People in wilderness therapy jobs are, largely, not licensed psychologists, though many may have a bachelor's or even master's degrees in psychology. Instead, they are people who have a combined love and extensive knowledge of the outdoors, as well as a desire to work with and help other people. Because most wilderness therapy programs require participants to live in residence, the most common positions are counselors and leaders who will live with and plan the programs with the participants every step of the way. Field guides and instructors are also common wilderness therapy jobs, as these people will teach participants field skills for activities like camping, hiking, or boating.
Most wilderness therapy programs are intended for older kids and teens who are at-risk, or who have gotten in trouble. They are not the same thing as a boot camp, but are sometimes also referred to as adventure therapy. In general, they put teens in a group setting and teach them outdoor and wilderness skills. This may be simple things like hiking and camping, or more advanced such as rock climbing or activities designed to build trust, like ropes courses. Each program might be slightly different, and as a result may require employees with certain skills.

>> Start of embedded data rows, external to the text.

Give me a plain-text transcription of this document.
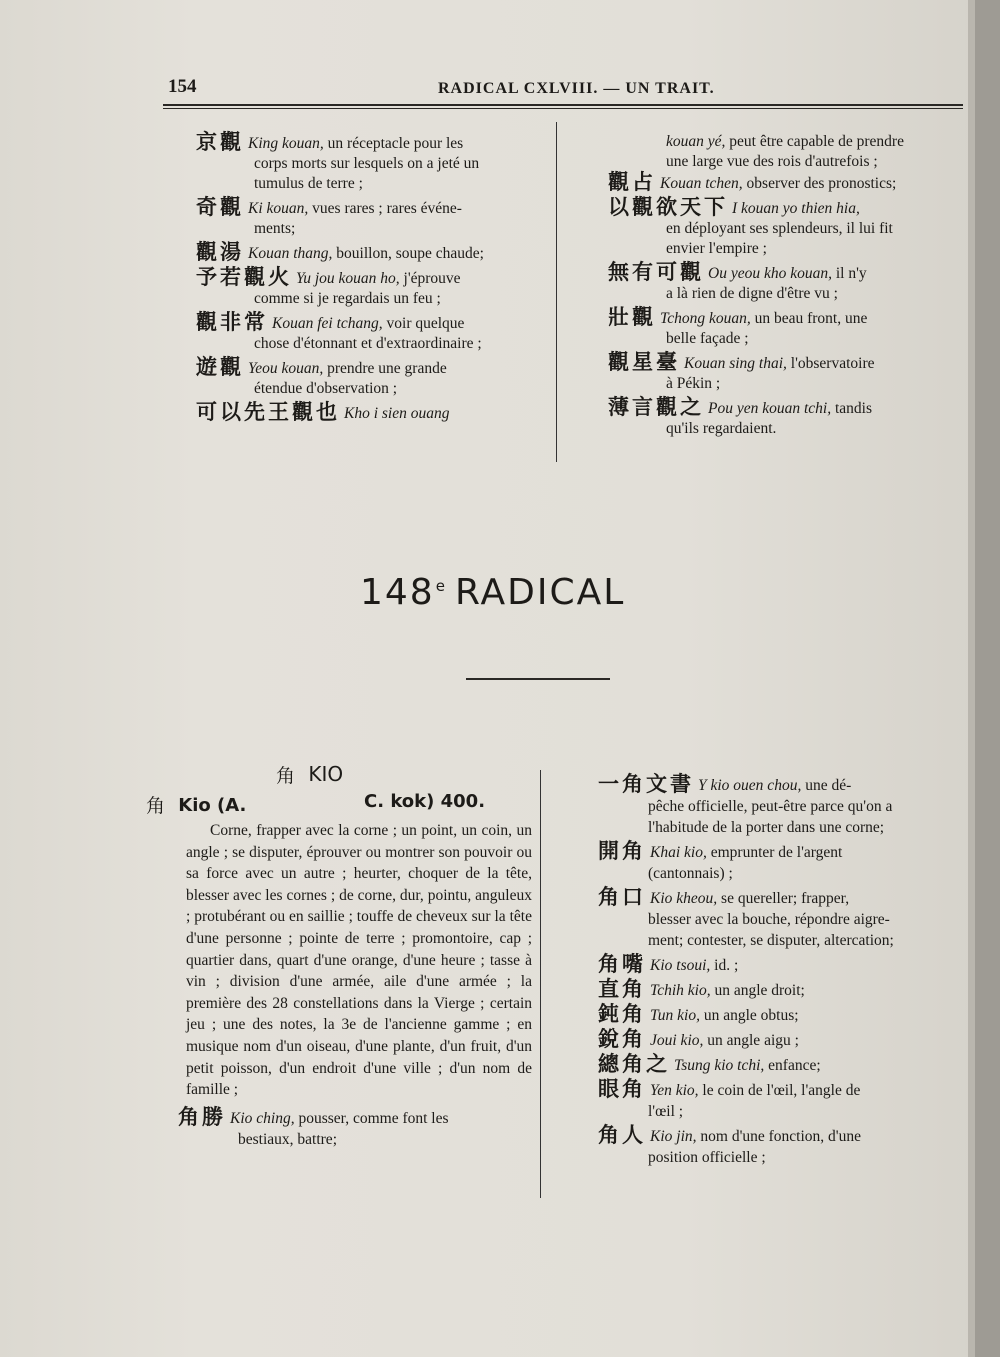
154	RADICAL CXLVIII. — UN TRAIT.
京觀 King kouan, un réceptacle pour les
corps morts sur lesquels on a jeté un
tumulus de terre ;
奇觀 Ki kouan, vues rares ; rares événe-
ments;
觀湯 Kouan thang, bouillon, soupe chaude;
予若觀火 Yu jou kouan ho, j'éprouve
comme si je regardais un feu ;
觀非常 Kouan fei tchang, voir quelque
chose d'étonnant et d'extraordinaire ;
遊觀 Yeou kouan, prendre une grande
étendue d'observation ;
可以先王觀也 Kho i sien ouang
kouan yé, peut être capable de prendre
une large vue des rois d'autrefois ;
觀占 Kouan tchen, observer des pronostics;
以觀欲天下 I kouan yo thien hia,
en déployant ses splendeurs, il lui fit
envier l'empire ;
無有可觀 Ou yeou kho kouan, il n'y
a là rien de digne d'être vu ;
壯觀 Tchong kouan, un beau front, une
belle façade ;
觀星臺 Kouan sing thai, l'observatoire
à Pékin ;
薄言觀之 Pou yen kouan tchi, tandis
qu'ils regardaient.
148e RADICAL
角 KIO
角 Kio (A.	C. kok) 400.
Corne, frapper avec la corne ; un point, un coin, un angle ; se disputer, éprouver ou montrer son pouvoir ou sa force avec un autre ; heurter, choquer de la tête, blesser avec les cornes ; de corne, dur, pointu, anguleux ; protubérant ou en saillie ; touffe de cheveux sur la tête d'une personne ; pointe de terre ; promontoire, cap ; quartier dans, quart d'une orange, d'une heure ; tasse à vin ; division d'une armée, aile d'une armée ; la première des 28 constellations dans la Vierge ; certain jeu ; une des notes, la 3e de l'ancienne gamme ; en musique nom d'un oiseau, d'une plante, d'un fruit, d'un petit poisson, d'un endroit d'une ville ; d'un nom de famille ;
角勝 Kio ching, pousser, comme font les
bestiaux, battre;
一角文書 Y kio ouen chou, une dé-
pêche officielle, peut-être parce qu'on a
l'habitude de la porter dans une corne;
開角 Khai kio, emprunter de l'argent
(cantonnais) ;
角口 Kio kheou, se quereller; frapper,
blesser avec la bouche, répondre aigre-
ment; contester, se disputer, altercation;
角嘴 Kio tsoui, id. ;
直角 Tchih kio, un angle droit;
鈍角 Tun kio, un angle obtus;
銳角 Joui kio, un angle aigu ;
總角之 Tsung kio tchi, enfance;
眼角 Yen kio, le coin de l'œil, l'angle de
l'œil ;
角人 Kio jin, nom d'une fonction, d'une
position officielle ;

Generally, wilderness therapy jobs are offered to people who have a college degree in a related field, from psychology to a specific certification in adventure therapy. Program managers might be required to be licensed psychologists, but the rest of the employees may or may not have such a degree. Counselors, mentors, and group leaders or directors are some of the most common wilderness therapy jobs, and these involve living on the property with the participants, fostering positive relationships, and planning the programs that will happen each day. It is important for these people to be able to professional and maintain control in situations as well, since the kids will often be difficult to work with.
The other most common types of wilderness therapy jobs are field guides and field instructors. These people typically have backgrounds in environmental education and wilderness survival skills, and will take the program participants on actual trips and wilderness outings to teach outdoor and survival skills. Aside from these people who directly interact with the program participants, people who assist in day to day operations might also work in wilderness therapy programs, such as people who act as office administrators, property maintenance, or cleaners.